Great work! Would you mind kindly telling me what software are you using to create this video of amazing quality? I found it nice to have well-typed math symbols.
@8:28 when we have shown that abs(a) * abs(q - q') < a. isn't this enough for a contradiction because this is impossible? a * positive integer cannot be less than a. I know this video is old but if anyone could let me know if this is also an appropriate way to do it thanks :)

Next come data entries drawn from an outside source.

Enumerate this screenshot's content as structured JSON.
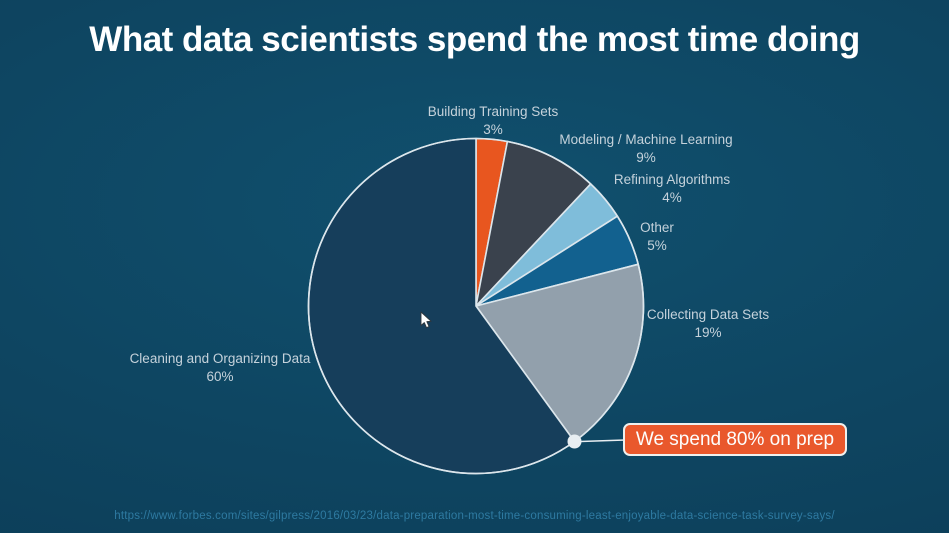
{
  "title": "What data scientists spend the most time doing",
  "source_url": "https://www.forbes.com/sites/gilpress/2016/03/23/data-preparation-most-time-consuming-least-enjoyable-data-science-task-survey-says/",
  "callout": {
    "text": "We spend 80% on prep",
    "background_color": "#e9582c"
  },
  "colors": {
    "background": "#0e4561",
    "title_text": "#ffffff",
    "label_text": "#c5d2db",
    "slice_stroke": "#dce6ec",
    "leader_line": "#e8eef2",
    "source_text": "#2e7aa1"
  },
  "chart_data": {
    "type": "pie",
    "title": "What data scientists spend the most time doing",
    "start_angle_deg": -90,
    "direction": "clockwise",
    "legend_position": "labels-around-pie",
    "slices": [
      {
        "label": "Building Training Sets",
        "value": 3,
        "pct_label": "3%",
        "color": "#e8561f"
      },
      {
        "label": "Modeling / Machine Learning",
        "value": 9,
        "pct_label": "9%",
        "color": "#3a424d"
      },
      {
        "label": "Refining Algorithms",
        "value": 4,
        "pct_label": "4%",
        "color": "#7fbdda"
      },
      {
        "label": "Other",
        "value": 5,
        "pct_label": "5%",
        "color": "#12618f"
      },
      {
        "label": "Collecting Data Sets",
        "value": 19,
        "pct_label": "19%",
        "color": "#92a0ac"
      },
      {
        "label": "Cleaning and Organizing Data",
        "value": 60,
        "pct_label": "60%",
        "color": "#163e5b"
      }
    ],
    "annotation": {
      "text": "We spend 80% on prep",
      "attached_to_boundary_after_slice": 4
    }
  }
}
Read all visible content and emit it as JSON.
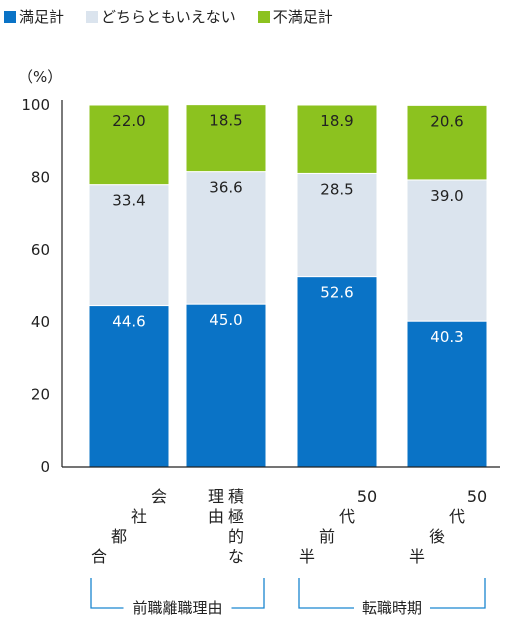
{
  "legend": {
    "items": [
      {
        "label": "満足計",
        "color": "#0a73c6"
      },
      {
        "label": "どちらともいえない",
        "color": "#dbe4ee"
      },
      {
        "label": "不満足計",
        "color": "#8cc21f"
      }
    ]
  },
  "chart_data": {
    "type": "bar",
    "stacked": true,
    "ylabel": "（%）",
    "ylim": [
      0,
      100
    ],
    "yticks": [
      "0",
      "20",
      "40",
      "60",
      "80",
      "100"
    ],
    "categories": [
      "会社都合",
      "積極的な理由",
      "50代前半",
      "50代後半"
    ],
    "category_lines": [
      [
        "会",
        "社",
        "都",
        "合"
      ],
      [
        "積極的な",
        "理由"
      ],
      [
        "50",
        "代",
        "前",
        "半"
      ],
      [
        "50",
        "代",
        "後",
        "半"
      ]
    ],
    "series": [
      {
        "name": "満足計",
        "color": "#0a73c6",
        "values": [
          44.6,
          45.0,
          52.6,
          40.3
        ],
        "labels": [
          "44.6",
          "45.0",
          "52.6",
          "40.3"
        ]
      },
      {
        "name": "どちらともいえない",
        "color": "#dbe4ee",
        "values": [
          33.4,
          36.6,
          28.5,
          39.0
        ],
        "labels": [
          "33.4",
          "36.6",
          "28.5",
          "39.0"
        ]
      },
      {
        "name": "不満足計",
        "color": "#8cc21f",
        "values": [
          22.0,
          18.5,
          18.9,
          20.6
        ],
        "labels": [
          "22.0",
          "18.5",
          "18.9",
          "20.6"
        ]
      }
    ],
    "groups": [
      {
        "label": "前職離職理由",
        "categories": [
          0,
          1
        ]
      },
      {
        "label": "転職時期",
        "categories": [
          2,
          3
        ]
      }
    ],
    "accent_color": "#1a86d0"
  }
}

I'll try to help but I think you get it and you're just making a bigger leap than she does. At this point in the proof, she's trying to show that q and q' must be the same integer. She's established that: abs(a) * abs(q - q') < a. Just to clean it up, she's also established that abs(a) = a because a>0 (that was given to us and the definition of absolute value makes this true). So, she's established that: a * abs(q - q') < a. But, the abs(q-q') must be non-negative by definition of absolute value. So, the only way for 'a' (which is greater than 0) times a non-negative integer to be less than 'a' itself is if the non-negative integer is 0. If (q-q') = 0, then a * 0 = 0. This result (0), is less than 'a' because, again, a>0 per the theorem. Again, as the proof shows, this is the ONLY way to get this result. This means that q and q' are the same integer. She shows this using algebra to divide by 'a' and then notes that this shows that abs(q-q') must be less than 1. She then uses the definition of absolute value to also say that abs(q-q') >= 0. The only integer that is less than 1 and greater than or equal to 0 is 0. So, abs(q-q')=0. This means q=q'. And, since the definition of r and r' differ only by q vs. q', this means r=r'. This proves UNIQUENESS. I hope that helps.
Beautiful explanation. But i have a confusion. During the proof of existence, why was it required to prove the existence of two elements? Because to apply the well ordering principle it is enough for the set to be non-empty. So then why prove the existence of two elements? Why not prove the existence of only one element and continue the proof? Correct me if I have mistaken the concept.
@Sophisticated Coherence I wouldn't call it a proper lecture...he just reads something then when he can't explain it he literally goes "I don't know how that happened, but this will be in the test"